In the middle distance I could see many khaki clad figures carrying out all sorts of strange antics. Crawling on hands and knees and diving for cover behind bushes to a background of small arms fire. Returning my gaze to sea I noticed that one of the flat nosed, slab sided boats was making it’s way shore wards. On and on it came, surely it will run aground if it continues. I was right, it did run aground and as it did so, the flat nose dropped into the water with a splash and a number of khaki clad figures rushed down the ramp formed by the flat nose slab and on to the shore. Within minutes they were exchanging fire with some hidden defenders somewhere in the bushes and esparto grass at the far end of the limits of the golf course. Some of the exchange fire gave way to hand to hand fighting and now and again figures would fall, either shot or laid out by blows. Eventually a flag was hoisted and the lively combat ceased and the dead soldiers miraculously regained their lives and got up from the beach and mixed with those that had just killed them. The flat nosed ship backed off raising its ramp and then turned its nose out to sea. It hadn’t stuck in the sand as I had expected.
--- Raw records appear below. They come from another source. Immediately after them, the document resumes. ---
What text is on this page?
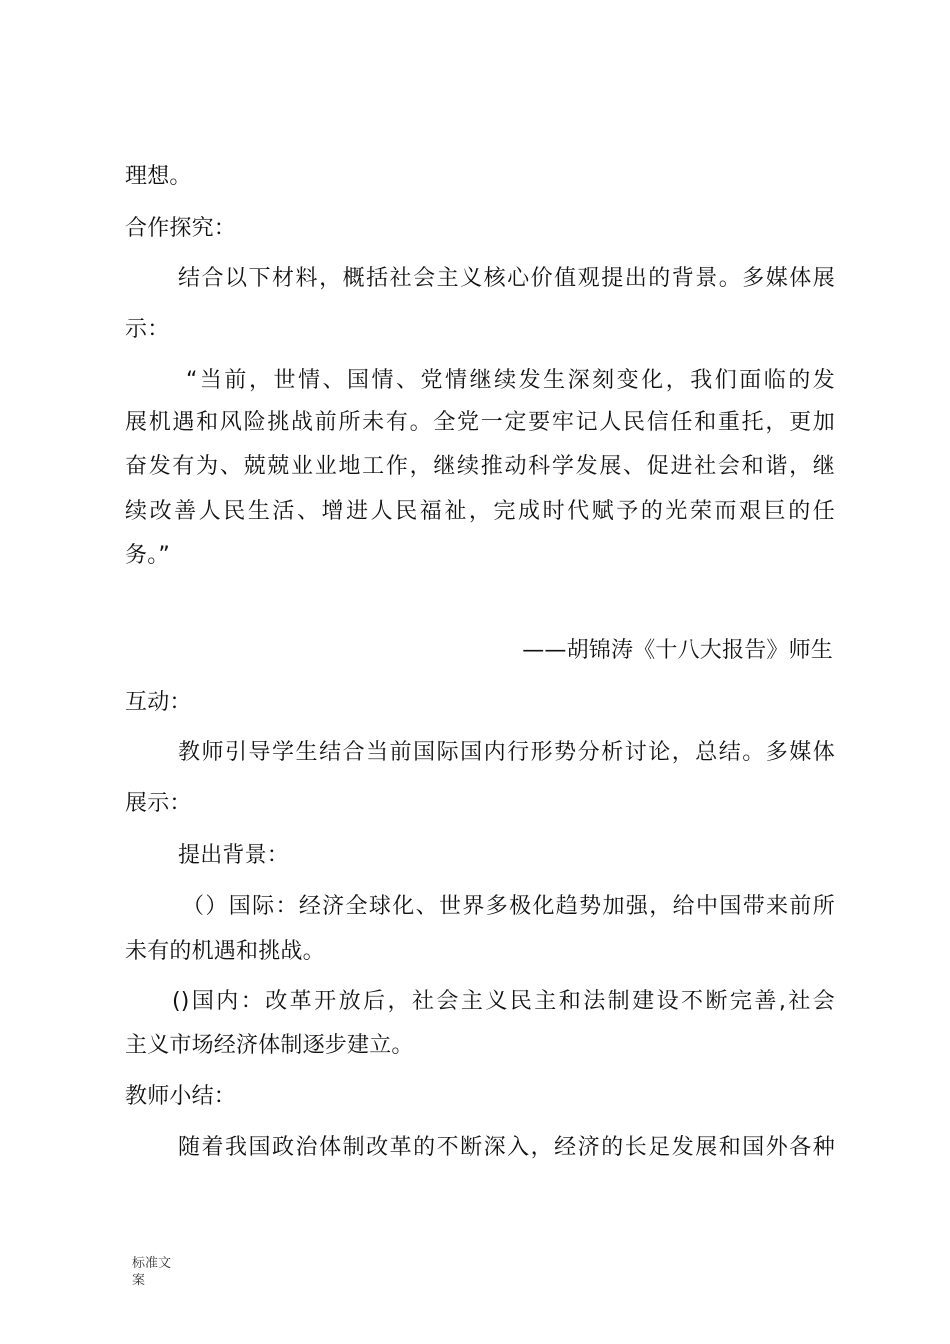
理想。
合作探究：
结合以下材料，概括社会主义核心价值观提出的背景。多媒体展
示：
“当前，世情、国情、党情继续发生深刻变化，我们面临的发
展机遇和风险挑战前所未有。全党一定要牢记人民信任和重托，更加
奋发有为、兢兢业业地工作，继续推动科学发展、促进社会和谐，继
续改善人民生活、增进人民福祉，完成时代赋予的光荣而艰巨的任
务。”
——胡锦涛《十八大报告》师生
互动：
教师引导学生结合当前国际国内行形势分析讨论，总结。多媒体
展示：
提出背景：
（）国际：经济全球化、世界多极化趋势加强，给中国带来前所
未有的机遇和挑战。
()国内：改革开放后，社会主义民主和法制建设不断完善,社会
主义市场经济体制逐步建立。
教师小结：
随着我国政治体制改革的不断深入，经济的长足发展和国外各种
标准文
案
To my right, activity of another sort was being played out. In the distance ships could be seen entering and leaving the River Clyde. Those coming downstream were gathering together joining several ships already at anchor. An Atlantic convoy was forming and soon it would be steaming off into the North Atlantic and into the arms of the waiting hunter-killer packs of U-Boats. Directly across the water in front of me was a large piece of land rising from the sea, the Isle of Arran. I’d like to visit it one day. For a while I continued to watch the scene and then decided I had better make my way back.
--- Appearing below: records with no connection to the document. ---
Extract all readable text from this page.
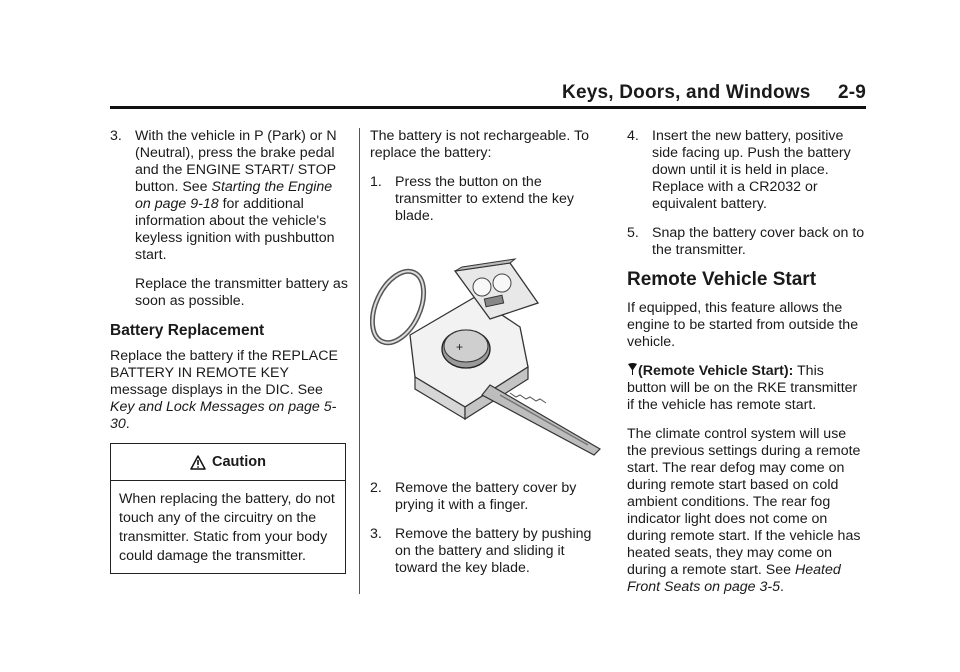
Keys, Doors, and Windows 2-9
3. With the vehicle in P (Park) or N (Neutral), press the brake pedal and the ENGINE START/ STOP button. See Starting the Engine on page 9-18 for additional information about the vehicle's keyless ignition with pushbutton start.

Replace the transmitter battery as soon as possible.

Battery Replacement

Replace the battery if the REPLACE BATTERY IN REMOTE KEY message displays in the DIC. See Key and Lock Messages on page 5-30.

Caution
When replacing the battery, do not touch any of the circuitry on the transmitter. Static from your body could damage the transmitter.

The battery is not rechargeable. To replace the battery:

1. Press the button on the transmitter to extend the key blade.
+
2. Remove the battery cover by prying it with a finger.
3. Remove the battery by pushing on the battery and sliding it toward the key blade.
4. Insert the new battery, positive side facing up. Push the battery down until it is held in place. Replace with a CR2032 or equivalent battery.
5. Snap the battery cover back on to the transmitter.
Remote Vehicle Start

If equipped, this feature allows the engine to be started from outside the vehicle.

(Remote Vehicle Start): This button will be on the RKE transmitter if the vehicle has remote start.

The climate control system will use the previous settings during a remote start. The rear defog may come on during remote start based on cold ambient conditions. The rear fog indicator light does not come on during remote start. If the vehicle has heated seats, they may come on during a remote start. See Heated Front Seats on page 3-5.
Retracing my steps, I thought about all I had seen and my curiosity was now at boiling point. Again, the question – what part would the RAF be playing and just how would they fit in with flat nosed vessels grounding on some beach or other? And what about aircraft? So far they had played no part whatsoever in the scenes I had witnessed. I must tackle Turner and see what gen I could get out of him.

As I suspected, it did not amount to much. He thought for a moment or two before replying to my question, then he said “the day is well advanced and what you will have to absorb from the files and papers you will have to wade through cannot be done in the odd hour or so and until you have taken in all you have read you are in no position to ask intelligent questions, so I suggest you finish the day off with a visit to the MT Section, the Map Room, the Armoury. You won’t be able to absorb all in those Sections but you will be able to introduce yourself and find out where each one is. Map reading will play a large part of your training, so a visit there will be helpful”. I departed, little the wiser but at least I had detected a note of approval at the interest I had displayed in all I had seen.

I spent a very interesting couple of hours in the various Sections and had the advantage of being the first, and so far, only RAF Officer assigned to operational training. The beer I had at the bar that night went down very well, with a vague sort of feeling that I had at last got some sort of start – but to what? Oh well, another pint please.